Eine Porzellanmanufaktur schafft die Wende

Ohne tiefgreifenden Wandel hätte die Meissen-Porzellan auf Dauer nicht überlebt, sagt etwa auch der Aufsichtsratchef des Unternehmens, Kurt Biedenkopf.
Wie der ehemalige Ingenieur das geschafft hat? Mithilfe der hauseigenen Schubladen. Christian Kurtzke hat sich auf das besonnen, was Meissen kann: Gutes Design! Davon konnte er aus einem mehr als 300 Jahre alten Fundus in den Archiven fündig werden. Der Chef hat schlicht die alten Entwürfen aus den Schulbladen gezogen und neu aufgelegt. Im Interview erklärt Kurtzke, wie er seine Strategien umsetzt und warum gutes Design zeitlos ist.
Herr Kurtzke, wie wichtig war bei all den Veränderungen für Sie die Vergangenheit des Unternehmens?
Sehr wichtig. Die Traditionen bilden den Kern unserer Marke, es ist unsere DNA. Dazu gehören unser Qualitätsanspruch, die Handwerkskunst, unsere Kreativität sowie die ständige Suche nach Innovationen.
Jahrzehntelang konzentrierte sich Meissen auf Tisch- und Tafelkultur. Was haben Sie heute für die Zukunft verändert?
Wir haben neue Produktwelten geschaffen wie die Meissen Home Kollektion mit Möbeln, Stoffen und Leuchten, der Home deco Kollektion mit Accessoires für die Inneneinrichtung. Dann die Meissen Joaillerie mit Schmuck und Uhren sowie Meissen Fine Art, die Edition für Sammler.

Mit anderen Worten: Sie haben die Marke diversifiziert?
Das mag für Außenstehende so aussehen. Genau genommen aber haben wir nur Aktivitäten professionalisiert, die die Manufaktur seit Jahrhunderten betreibt. So produzierte Meissen im 18. Jahrhundert erste Leuchter. Und zur Weltausstellung nach Chicago 1893 sandte sie eine Schmucktruhe aus Bronze, Edelholz und Porzellan. Wir knüpfen mit dem Veränderungsprozess an unseren Mythos an.
Wie haben Sie die Mitarbeiter eingestimmt?
Dies ist keine Einmalaktion, sondern erfordert stetiges, geduldiges Aufzeigen, Erläutern, Fordern und Foerdern. Nicht zuletzt auch eindeutiges Sanktionieren von Fehlverhalten, auf allen Ebenen, begonnen von oben.
Welche Kommunikationsmittel nutzen Sie?
Während unsere Manufaktur eher einem Kloster gleicht, in dem die jahrhundertealten Traditionen bewahrt werden, müssen der Vertrieb und der Service wie ein Schwarm funk-tionieren. Nur so werden sie den globalisierten Kundenanforderungen gerecht. Dies geht nur mit modernen Kommunikationsmitteln. Entscheidungen werden inzwischen in Telefonkonferenzen oder auch in webbasierten Videokonferenzen getroffen.
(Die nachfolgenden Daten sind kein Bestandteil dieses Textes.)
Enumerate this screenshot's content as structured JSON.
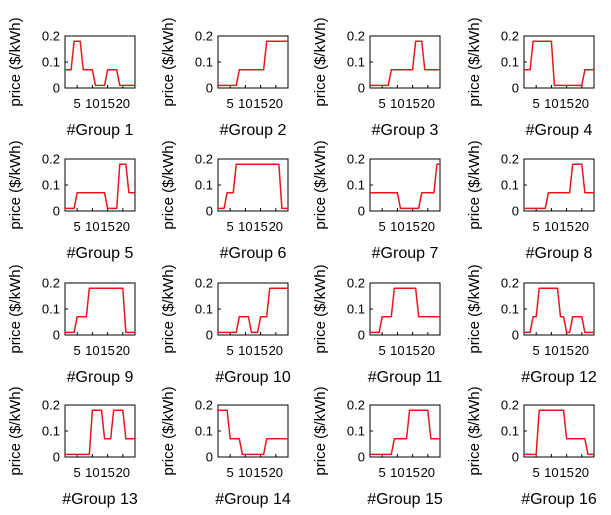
{
  "colors": {
    "series": "#e8161b",
    "axis": "#000000",
    "background": "#ffffff"
  },
  "chart_data": [
    {
      "type": "line",
      "xlabel": "#Group 1",
      "ylabel": "price ($/kWh)",
      "xticks": [
        5,
        10,
        15,
        20
      ],
      "yticks": [
        0,
        0.1,
        0.2
      ],
      "xlim": [
        1,
        24
      ],
      "ylim": [
        0,
        0.2
      ],
      "x": [
        1,
        2,
        3,
        4,
        5,
        6,
        7,
        8,
        9,
        10,
        11,
        12,
        13,
        14,
        15,
        16,
        17,
        18,
        19,
        20,
        21,
        22,
        23,
        24
      ],
      "y": [
        0.07,
        0.07,
        0.07,
        0.18,
        0.18,
        0.18,
        0.07,
        0.07,
        0.07,
        0.07,
        0.01,
        0.01,
        0.01,
        0.01,
        0.07,
        0.07,
        0.07,
        0.07,
        0.01,
        0.01,
        0.01,
        0.01,
        0.01,
        0.01
      ]
    },
    {
      "type": "line",
      "xlabel": "#Group 2",
      "ylabel": "price ($/kWh)",
      "xticks": [
        5,
        10,
        15,
        20
      ],
      "yticks": [
        0,
        0.1,
        0.2
      ],
      "xlim": [
        1,
        24
      ],
      "ylim": [
        0,
        0.2
      ],
      "x": [
        1,
        2,
        3,
        4,
        5,
        6,
        7,
        8,
        9,
        10,
        11,
        12,
        13,
        14,
        15,
        16,
        17,
        18,
        19,
        20,
        21,
        22,
        23,
        24
      ],
      "y": [
        0.01,
        0.01,
        0.01,
        0.01,
        0.01,
        0.01,
        0.01,
        0.07,
        0.07,
        0.07,
        0.07,
        0.07,
        0.07,
        0.07,
        0.07,
        0.07,
        0.18,
        0.18,
        0.18,
        0.18,
        0.18,
        0.18,
        0.18,
        0.18
      ]
    },
    {
      "type": "line",
      "xlabel": "#Group 3",
      "ylabel": "price ($/kWh)",
      "xticks": [
        5,
        10,
        15,
        20
      ],
      "yticks": [
        0,
        0.1,
        0.2
      ],
      "xlim": [
        1,
        24
      ],
      "ylim": [
        0,
        0.2
      ],
      "x": [
        1,
        2,
        3,
        4,
        5,
        6,
        7,
        8,
        9,
        10,
        11,
        12,
        13,
        14,
        15,
        16,
        17,
        18,
        19,
        20,
        21,
        22,
        23,
        24
      ],
      "y": [
        0.01,
        0.01,
        0.01,
        0.01,
        0.01,
        0.01,
        0.01,
        0.07,
        0.07,
        0.07,
        0.07,
        0.07,
        0.07,
        0.07,
        0.07,
        0.18,
        0.18,
        0.18,
        0.07,
        0.07,
        0.07,
        0.07,
        0.07,
        0.07
      ]
    },
    {
      "type": "line",
      "xlabel": "#Group 4",
      "ylabel": "price ($/kWh)",
      "xticks": [
        5,
        10,
        15,
        20
      ],
      "yticks": [
        0,
        0.1,
        0.2
      ],
      "xlim": [
        1,
        24
      ],
      "ylim": [
        0,
        0.2
      ],
      "x": [
        1,
        2,
        3,
        4,
        5,
        6,
        7,
        8,
        9,
        10,
        11,
        12,
        13,
        14,
        15,
        16,
        17,
        18,
        19,
        20,
        21,
        22,
        23,
        24
      ],
      "y": [
        0.07,
        0.07,
        0.07,
        0.18,
        0.18,
        0.18,
        0.18,
        0.18,
        0.18,
        0.18,
        0.01,
        0.01,
        0.01,
        0.01,
        0.01,
        0.01,
        0.01,
        0.01,
        0.01,
        0.01,
        0.07,
        0.07,
        0.07,
        0.07
      ]
    },
    {
      "type": "line",
      "xlabel": "#Group 5",
      "ylabel": "price ($/kWh)",
      "xticks": [
        5,
        10,
        15,
        20
      ],
      "yticks": [
        0,
        0.1,
        0.2
      ],
      "xlim": [
        1,
        24
      ],
      "ylim": [
        0,
        0.2
      ],
      "x": [
        1,
        2,
        3,
        4,
        5,
        6,
        7,
        8,
        9,
        10,
        11,
        12,
        13,
        14,
        15,
        16,
        17,
        18,
        19,
        20,
        21,
        22,
        23,
        24
      ],
      "y": [
        0.01,
        0.01,
        0.01,
        0.01,
        0.07,
        0.07,
        0.07,
        0.07,
        0.07,
        0.07,
        0.07,
        0.07,
        0.07,
        0.07,
        0.01,
        0.01,
        0.01,
        0.01,
        0.18,
        0.18,
        0.18,
        0.07,
        0.07,
        0.07
      ]
    },
    {
      "type": "line",
      "xlabel": "#Group 6",
      "ylabel": "price ($/kWh)",
      "xticks": [
        5,
        10,
        15,
        20
      ],
      "yticks": [
        0,
        0.1,
        0.2
      ],
      "xlim": [
        1,
        24
      ],
      "ylim": [
        0,
        0.2
      ],
      "x": [
        1,
        2,
        3,
        4,
        5,
        6,
        7,
        8,
        9,
        10,
        11,
        12,
        13,
        14,
        15,
        16,
        17,
        18,
        19,
        20,
        21,
        22,
        23,
        24
      ],
      "y": [
        0.01,
        0.01,
        0.01,
        0.07,
        0.07,
        0.07,
        0.18,
        0.18,
        0.18,
        0.18,
        0.18,
        0.18,
        0.18,
        0.18,
        0.18,
        0.18,
        0.18,
        0.18,
        0.18,
        0.18,
        0.18,
        0.01,
        0.01,
        0.01
      ]
    },
    {
      "type": "line",
      "xlabel": "#Group 7",
      "ylabel": "price ($/kWh)",
      "xticks": [
        5,
        10,
        15,
        20
      ],
      "yticks": [
        0,
        0.1,
        0.2
      ],
      "xlim": [
        1,
        24
      ],
      "ylim": [
        0,
        0.2
      ],
      "x": [
        1,
        2,
        3,
        4,
        5,
        6,
        7,
        8,
        9,
        10,
        11,
        12,
        13,
        14,
        15,
        16,
        17,
        18,
        19,
        20,
        21,
        22,
        23,
        24
      ],
      "y": [
        0.07,
        0.07,
        0.07,
        0.07,
        0.07,
        0.07,
        0.07,
        0.07,
        0.07,
        0.07,
        0.01,
        0.01,
        0.01,
        0.01,
        0.01,
        0.01,
        0.01,
        0.07,
        0.07,
        0.07,
        0.07,
        0.07,
        0.18,
        0.18
      ]
    },
    {
      "type": "line",
      "xlabel": "#Group 8",
      "ylabel": "price ($/kWh)",
      "xticks": [
        5,
        10,
        15,
        20
      ],
      "yticks": [
        0,
        0.1,
        0.2
      ],
      "xlim": [
        1,
        24
      ],
      "ylim": [
        0,
        0.2
      ],
      "x": [
        1,
        2,
        3,
        4,
        5,
        6,
        7,
        8,
        9,
        10,
        11,
        12,
        13,
        14,
        15,
        16,
        17,
        18,
        19,
        20,
        21,
        22,
        23,
        24
      ],
      "y": [
        0.01,
        0.01,
        0.01,
        0.01,
        0.01,
        0.01,
        0.01,
        0.01,
        0.07,
        0.07,
        0.07,
        0.07,
        0.07,
        0.07,
        0.07,
        0.07,
        0.18,
        0.18,
        0.18,
        0.18,
        0.07,
        0.07,
        0.07,
        0.07
      ]
    },
    {
      "type": "line",
      "xlabel": "#Group 9",
      "ylabel": "price ($/kWh)",
      "xticks": [
        5,
        10,
        15,
        20
      ],
      "yticks": [
        0,
        0.1,
        0.2
      ],
      "xlim": [
        1,
        24
      ],
      "ylim": [
        0,
        0.2
      ],
      "x": [
        1,
        2,
        3,
        4,
        5,
        6,
        7,
        8,
        9,
        10,
        11,
        12,
        13,
        14,
        15,
        16,
        17,
        18,
        19,
        20,
        21,
        22,
        23,
        24
      ],
      "y": [
        0.01,
        0.01,
        0.01,
        0.01,
        0.07,
        0.07,
        0.07,
        0.07,
        0.18,
        0.18,
        0.18,
        0.18,
        0.18,
        0.18,
        0.18,
        0.18,
        0.18,
        0.18,
        0.18,
        0.18,
        0.01,
        0.01,
        0.01,
        0.01
      ]
    },
    {
      "type": "line",
      "xlabel": "#Group 10",
      "ylabel": "price ($/kWh)",
      "xticks": [
        5,
        10,
        15,
        20
      ],
      "yticks": [
        0,
        0.1,
        0.2
      ],
      "xlim": [
        1,
        24
      ],
      "ylim": [
        0,
        0.2
      ],
      "x": [
        1,
        2,
        3,
        4,
        5,
        6,
        7,
        8,
        9,
        10,
        11,
        12,
        13,
        14,
        15,
        16,
        17,
        18,
        19,
        20,
        21,
        22,
        23,
        24
      ],
      "y": [
        0.01,
        0.01,
        0.01,
        0.01,
        0.01,
        0.01,
        0.01,
        0.07,
        0.07,
        0.07,
        0.07,
        0.01,
        0.01,
        0.01,
        0.07,
        0.07,
        0.07,
        0.18,
        0.18,
        0.18,
        0.18,
        0.18,
        0.18,
        0.18
      ]
    },
    {
      "type": "line",
      "xlabel": "#Group 11",
      "ylabel": "price ($/kWh)",
      "xticks": [
        5,
        10,
        15,
        20
      ],
      "yticks": [
        0,
        0.1,
        0.2
      ],
      "xlim": [
        1,
        24
      ],
      "ylim": [
        0,
        0.2
      ],
      "x": [
        1,
        2,
        3,
        4,
        5,
        6,
        7,
        8,
        9,
        10,
        11,
        12,
        13,
        14,
        15,
        16,
        17,
        18,
        19,
        20,
        21,
        22,
        23,
        24
      ],
      "y": [
        0.01,
        0.01,
        0.01,
        0.01,
        0.07,
        0.07,
        0.07,
        0.07,
        0.18,
        0.18,
        0.18,
        0.18,
        0.18,
        0.18,
        0.18,
        0.18,
        0.07,
        0.07,
        0.07,
        0.07,
        0.07,
        0.07,
        0.07,
        0.07
      ]
    },
    {
      "type": "line",
      "xlabel": "#Group 12",
      "ylabel": "price ($/kWh)",
      "xticks": [
        5,
        10,
        15,
        20
      ],
      "yticks": [
        0,
        0.1,
        0.2
      ],
      "xlim": [
        1,
        24
      ],
      "ylim": [
        0,
        0.2
      ],
      "x": [
        1,
        2,
        3,
        4,
        5,
        6,
        7,
        8,
        9,
        10,
        11,
        12,
        13,
        14,
        15,
        16,
        17,
        18,
        19,
        20,
        21,
        22,
        23,
        24
      ],
      "y": [
        0.01,
        0.01,
        0.01,
        0.07,
        0.07,
        0.18,
        0.18,
        0.18,
        0.18,
        0.18,
        0.18,
        0.18,
        0.07,
        0.07,
        0.01,
        0.01,
        0.07,
        0.07,
        0.07,
        0.07,
        0.01,
        0.01,
        0.01,
        0.01
      ]
    },
    {
      "type": "line",
      "xlabel": "#Group 13",
      "ylabel": "price ($/kWh)",
      "xticks": [
        5,
        10,
        15,
        20
      ],
      "yticks": [
        0,
        0.1,
        0.2
      ],
      "xlim": [
        1,
        24
      ],
      "ylim": [
        0,
        0.2
      ],
      "x": [
        1,
        2,
        3,
        4,
        5,
        6,
        7,
        8,
        9,
        10,
        11,
        12,
        13,
        14,
        15,
        16,
        17,
        18,
        19,
        20,
        21,
        22,
        23,
        24
      ],
      "y": [
        0.01,
        0.01,
        0.01,
        0.01,
        0.01,
        0.01,
        0.01,
        0.01,
        0.01,
        0.18,
        0.18,
        0.18,
        0.18,
        0.07,
        0.07,
        0.07,
        0.18,
        0.18,
        0.18,
        0.18,
        0.07,
        0.07,
        0.07,
        0.07
      ]
    },
    {
      "type": "line",
      "xlabel": "#Group 14",
      "ylabel": "price ($/kWh)",
      "xticks": [
        5,
        10,
        15,
        20
      ],
      "yticks": [
        0,
        0.1,
        0.2
      ],
      "xlim": [
        1,
        24
      ],
      "ylim": [
        0,
        0.2
      ],
      "x": [
        1,
        2,
        3,
        4,
        5,
        6,
        7,
        8,
        9,
        10,
        11,
        12,
        13,
        14,
        15,
        16,
        17,
        18,
        19,
        20,
        21,
        22,
        23,
        24
      ],
      "y": [
        0.18,
        0.18,
        0.18,
        0.18,
        0.07,
        0.07,
        0.07,
        0.07,
        0.01,
        0.01,
        0.01,
        0.01,
        0.01,
        0.01,
        0.01,
        0.01,
        0.07,
        0.07,
        0.07,
        0.07,
        0.07,
        0.07,
        0.07,
        0.07
      ]
    },
    {
      "type": "line",
      "xlabel": "#Group 15",
      "ylabel": "price ($/kWh)",
      "xticks": [
        5,
        10,
        15,
        20
      ],
      "yticks": [
        0,
        0.1,
        0.2
      ],
      "xlim": [
        1,
        24
      ],
      "ylim": [
        0,
        0.2
      ],
      "x": [
        1,
        2,
        3,
        4,
        5,
        6,
        7,
        8,
        9,
        10,
        11,
        12,
        13,
        14,
        15,
        16,
        17,
        18,
        19,
        20,
        21,
        22,
        23,
        24
      ],
      "y": [
        0.01,
        0.01,
        0.01,
        0.01,
        0.01,
        0.01,
        0.01,
        0.01,
        0.07,
        0.07,
        0.07,
        0.07,
        0.07,
        0.18,
        0.18,
        0.18,
        0.18,
        0.18,
        0.18,
        0.18,
        0.07,
        0.07,
        0.07,
        0.07
      ]
    },
    {
      "type": "line",
      "xlabel": "#Group 16",
      "ylabel": "price ($/kWh)",
      "xticks": [
        5,
        10,
        15,
        20
      ],
      "yticks": [
        0,
        0.1,
        0.2
      ],
      "xlim": [
        1,
        24
      ],
      "ylim": [
        0,
        0.2
      ],
      "x": [
        1,
        2,
        3,
        4,
        5,
        6,
        7,
        8,
        9,
        10,
        11,
        12,
        13,
        14,
        15,
        16,
        17,
        18,
        19,
        20,
        21,
        22,
        23,
        24
      ],
      "y": [
        0.01,
        0.01,
        0.01,
        0.01,
        0.01,
        0.18,
        0.18,
        0.18,
        0.18,
        0.18,
        0.18,
        0.18,
        0.18,
        0.18,
        0.07,
        0.07,
        0.07,
        0.07,
        0.07,
        0.07,
        0.07,
        0.01,
        0.01,
        0.01
      ]
    }
  ]
}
Was sind Ihre Lieblingsobjekte?
Eines unserer ersten Teegefäße aus dem 18. Jahrhundert, das viele Designer für ein Bauhaus-Produkt der Moderne halten. Und der mit Rubinen, Diamanten und Gold verzierte Deckel eines Flacons aus dem 18. Jahrhundert. Aber mein Lieblingsprodukt ist immer meine nächste neue Idee.
Sie haben wohl sehr genau den archivarischen Fundus von Meissen gesichtet?
Das ist eine Lebenslange Aufgabe, bei der man jeden Tag auf‘s Neue überrascht wird. Es gilt, sich von über 700 000 Formen und über 7000 Dekoren aus vier Jahrhunderten inspirieren zu lassen. Und genau das macht den Unterschied zwischen Stil und Design aus: Kultur. Ein echter Luxus in der heutigen, schnelllebigen Zeit.